Diagnostic checking of periodic vector autoregressive time series models with dependent errors

TL;DR

This paper investigates the asymptotic properties of residual autocorrelations in periodic vector autoregressive models with dependent errors, proposing modified tests that perform well under various dependence structures.

Contribution

It introduces new asymptotic results and test statistics for weak PVAR models with dependent innovations, improving diagnostic checking accuracy.

Findings

Proposed test statistics have good finite sample performance.

Standard tests are unreliable with dependent innovations.

New tests maintain appropriate levels under dependence.

Abstract

In this article, we study the asymptotic behaviour of the residual autocorrelations for periodic vector autoregressive time series models (PVAR henceforth) with uncorrelated but dependent innovations (i.e., weak PVAR).
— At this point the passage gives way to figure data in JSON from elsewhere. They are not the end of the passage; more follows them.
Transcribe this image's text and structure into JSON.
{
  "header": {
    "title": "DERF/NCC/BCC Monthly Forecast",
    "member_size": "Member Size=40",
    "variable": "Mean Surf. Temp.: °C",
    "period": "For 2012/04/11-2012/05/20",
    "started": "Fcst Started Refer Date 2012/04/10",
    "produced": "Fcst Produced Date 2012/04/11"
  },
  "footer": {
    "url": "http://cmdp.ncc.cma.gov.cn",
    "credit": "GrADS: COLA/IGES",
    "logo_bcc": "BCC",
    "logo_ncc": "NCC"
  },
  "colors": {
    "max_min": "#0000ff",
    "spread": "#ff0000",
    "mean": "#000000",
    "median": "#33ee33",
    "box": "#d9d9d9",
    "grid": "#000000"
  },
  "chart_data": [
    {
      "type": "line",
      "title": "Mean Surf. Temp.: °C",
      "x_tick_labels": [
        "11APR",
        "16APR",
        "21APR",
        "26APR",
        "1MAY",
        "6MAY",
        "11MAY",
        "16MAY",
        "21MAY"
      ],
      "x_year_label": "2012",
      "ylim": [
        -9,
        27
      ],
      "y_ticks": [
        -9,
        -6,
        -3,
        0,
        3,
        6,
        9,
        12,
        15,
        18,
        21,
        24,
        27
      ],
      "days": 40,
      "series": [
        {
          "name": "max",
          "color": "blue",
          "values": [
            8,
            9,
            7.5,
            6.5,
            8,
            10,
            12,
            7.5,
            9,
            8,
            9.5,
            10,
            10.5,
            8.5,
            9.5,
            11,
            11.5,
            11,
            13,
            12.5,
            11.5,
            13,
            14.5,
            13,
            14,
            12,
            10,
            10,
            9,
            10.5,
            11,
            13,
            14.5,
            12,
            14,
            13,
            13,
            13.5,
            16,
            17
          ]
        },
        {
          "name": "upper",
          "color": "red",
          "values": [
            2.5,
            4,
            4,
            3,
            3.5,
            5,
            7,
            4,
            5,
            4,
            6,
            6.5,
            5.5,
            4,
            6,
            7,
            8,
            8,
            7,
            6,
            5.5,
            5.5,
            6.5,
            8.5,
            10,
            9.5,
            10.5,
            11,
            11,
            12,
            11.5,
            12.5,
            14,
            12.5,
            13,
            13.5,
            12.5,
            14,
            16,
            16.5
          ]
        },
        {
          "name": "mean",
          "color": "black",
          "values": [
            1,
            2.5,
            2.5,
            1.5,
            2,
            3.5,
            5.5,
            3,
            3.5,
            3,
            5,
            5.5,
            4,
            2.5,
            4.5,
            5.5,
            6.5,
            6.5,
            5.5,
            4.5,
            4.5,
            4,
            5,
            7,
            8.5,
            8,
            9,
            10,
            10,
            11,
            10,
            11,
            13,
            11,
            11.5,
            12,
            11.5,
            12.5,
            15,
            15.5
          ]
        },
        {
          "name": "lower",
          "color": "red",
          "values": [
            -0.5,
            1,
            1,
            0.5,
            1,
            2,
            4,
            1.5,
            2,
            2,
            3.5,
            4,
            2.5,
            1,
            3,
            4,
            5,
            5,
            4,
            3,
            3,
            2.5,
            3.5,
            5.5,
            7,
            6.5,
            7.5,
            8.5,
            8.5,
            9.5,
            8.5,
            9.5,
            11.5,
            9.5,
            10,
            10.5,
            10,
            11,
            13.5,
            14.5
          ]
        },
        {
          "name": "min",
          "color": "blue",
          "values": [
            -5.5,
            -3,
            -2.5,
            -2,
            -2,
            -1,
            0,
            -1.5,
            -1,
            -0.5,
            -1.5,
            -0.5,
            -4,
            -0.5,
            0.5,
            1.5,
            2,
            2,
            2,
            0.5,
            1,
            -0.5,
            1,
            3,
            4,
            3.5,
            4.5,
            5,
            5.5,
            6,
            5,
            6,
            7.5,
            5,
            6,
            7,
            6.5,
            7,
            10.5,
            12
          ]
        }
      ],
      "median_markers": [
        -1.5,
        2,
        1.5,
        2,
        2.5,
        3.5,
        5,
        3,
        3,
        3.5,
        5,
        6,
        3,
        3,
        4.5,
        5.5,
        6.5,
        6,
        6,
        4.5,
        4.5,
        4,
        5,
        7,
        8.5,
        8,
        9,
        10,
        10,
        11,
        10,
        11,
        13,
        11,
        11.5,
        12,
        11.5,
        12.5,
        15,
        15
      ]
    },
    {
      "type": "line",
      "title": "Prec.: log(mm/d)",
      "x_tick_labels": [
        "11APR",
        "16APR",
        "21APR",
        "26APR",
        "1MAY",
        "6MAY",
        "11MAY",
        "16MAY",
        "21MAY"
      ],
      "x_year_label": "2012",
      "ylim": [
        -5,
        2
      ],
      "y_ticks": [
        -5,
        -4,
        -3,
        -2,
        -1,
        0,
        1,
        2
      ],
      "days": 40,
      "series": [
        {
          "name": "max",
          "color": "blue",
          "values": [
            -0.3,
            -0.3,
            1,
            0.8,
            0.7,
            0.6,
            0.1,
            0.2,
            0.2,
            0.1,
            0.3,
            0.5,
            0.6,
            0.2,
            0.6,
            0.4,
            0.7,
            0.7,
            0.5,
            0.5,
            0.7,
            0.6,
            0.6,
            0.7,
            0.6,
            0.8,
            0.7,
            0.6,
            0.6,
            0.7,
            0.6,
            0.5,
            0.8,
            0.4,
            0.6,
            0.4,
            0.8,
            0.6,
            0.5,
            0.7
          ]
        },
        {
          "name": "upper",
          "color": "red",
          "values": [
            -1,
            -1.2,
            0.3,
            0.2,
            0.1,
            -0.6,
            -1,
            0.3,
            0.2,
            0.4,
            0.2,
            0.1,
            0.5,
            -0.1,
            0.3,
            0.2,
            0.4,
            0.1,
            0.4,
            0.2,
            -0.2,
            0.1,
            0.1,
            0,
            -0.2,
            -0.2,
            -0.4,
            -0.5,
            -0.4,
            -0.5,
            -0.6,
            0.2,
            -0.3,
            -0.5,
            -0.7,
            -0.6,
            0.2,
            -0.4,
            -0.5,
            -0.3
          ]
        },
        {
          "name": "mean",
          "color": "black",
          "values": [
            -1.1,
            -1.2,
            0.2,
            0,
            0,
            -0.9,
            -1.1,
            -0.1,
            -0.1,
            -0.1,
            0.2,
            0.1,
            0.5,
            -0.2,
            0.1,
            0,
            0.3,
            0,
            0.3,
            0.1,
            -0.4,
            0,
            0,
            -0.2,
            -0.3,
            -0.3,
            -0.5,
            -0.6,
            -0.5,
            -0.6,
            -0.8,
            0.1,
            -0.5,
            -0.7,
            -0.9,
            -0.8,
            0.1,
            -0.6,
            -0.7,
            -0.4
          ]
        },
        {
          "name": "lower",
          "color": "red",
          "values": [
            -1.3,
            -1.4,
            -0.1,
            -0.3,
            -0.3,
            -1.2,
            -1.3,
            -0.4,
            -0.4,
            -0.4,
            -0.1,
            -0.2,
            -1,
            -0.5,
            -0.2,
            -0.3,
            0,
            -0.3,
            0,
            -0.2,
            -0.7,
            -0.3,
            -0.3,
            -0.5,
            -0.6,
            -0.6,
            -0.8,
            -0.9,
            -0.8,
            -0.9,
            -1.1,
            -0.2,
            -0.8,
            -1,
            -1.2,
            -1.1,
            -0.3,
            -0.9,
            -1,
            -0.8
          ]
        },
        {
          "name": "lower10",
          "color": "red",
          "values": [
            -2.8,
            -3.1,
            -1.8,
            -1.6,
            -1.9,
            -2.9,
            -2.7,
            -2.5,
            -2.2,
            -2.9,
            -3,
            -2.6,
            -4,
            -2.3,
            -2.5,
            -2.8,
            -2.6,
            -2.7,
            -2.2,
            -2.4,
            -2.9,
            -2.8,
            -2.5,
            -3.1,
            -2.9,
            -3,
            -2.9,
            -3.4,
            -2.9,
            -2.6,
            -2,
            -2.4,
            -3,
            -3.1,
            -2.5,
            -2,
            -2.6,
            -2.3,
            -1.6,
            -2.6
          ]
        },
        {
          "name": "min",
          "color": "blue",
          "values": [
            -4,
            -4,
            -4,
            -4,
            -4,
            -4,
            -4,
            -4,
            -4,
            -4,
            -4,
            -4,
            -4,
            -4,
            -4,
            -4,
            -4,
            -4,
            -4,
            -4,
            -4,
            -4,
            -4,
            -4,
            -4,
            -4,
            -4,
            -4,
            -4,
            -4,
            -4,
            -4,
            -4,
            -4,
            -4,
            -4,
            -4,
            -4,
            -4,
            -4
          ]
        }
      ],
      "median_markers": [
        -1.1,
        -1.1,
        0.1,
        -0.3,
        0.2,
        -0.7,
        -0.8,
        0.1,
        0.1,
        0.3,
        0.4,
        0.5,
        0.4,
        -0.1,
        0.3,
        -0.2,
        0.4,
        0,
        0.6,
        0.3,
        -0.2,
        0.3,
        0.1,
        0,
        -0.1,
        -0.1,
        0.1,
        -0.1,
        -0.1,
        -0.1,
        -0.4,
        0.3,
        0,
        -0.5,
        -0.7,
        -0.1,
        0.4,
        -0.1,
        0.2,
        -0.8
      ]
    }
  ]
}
We then deduce the asymptotic distribution of the Ljung-Box-McLeod modified Portmanteau statistics for weak PVAR models. In Monte Carlo experiments, we illustrate that the proposed test statistics have reasonable finite sample performance. When the innovations exhibit conditional heteroscedasticity or other forms of dependence, it appears that the standard test statistics (under independent and identically distributed innovations) are generally nonreliable, overrejecting, or underrejecting severely, while the proposed test statistics offer satisfactory levels. An illustrative application on real data is also proposed.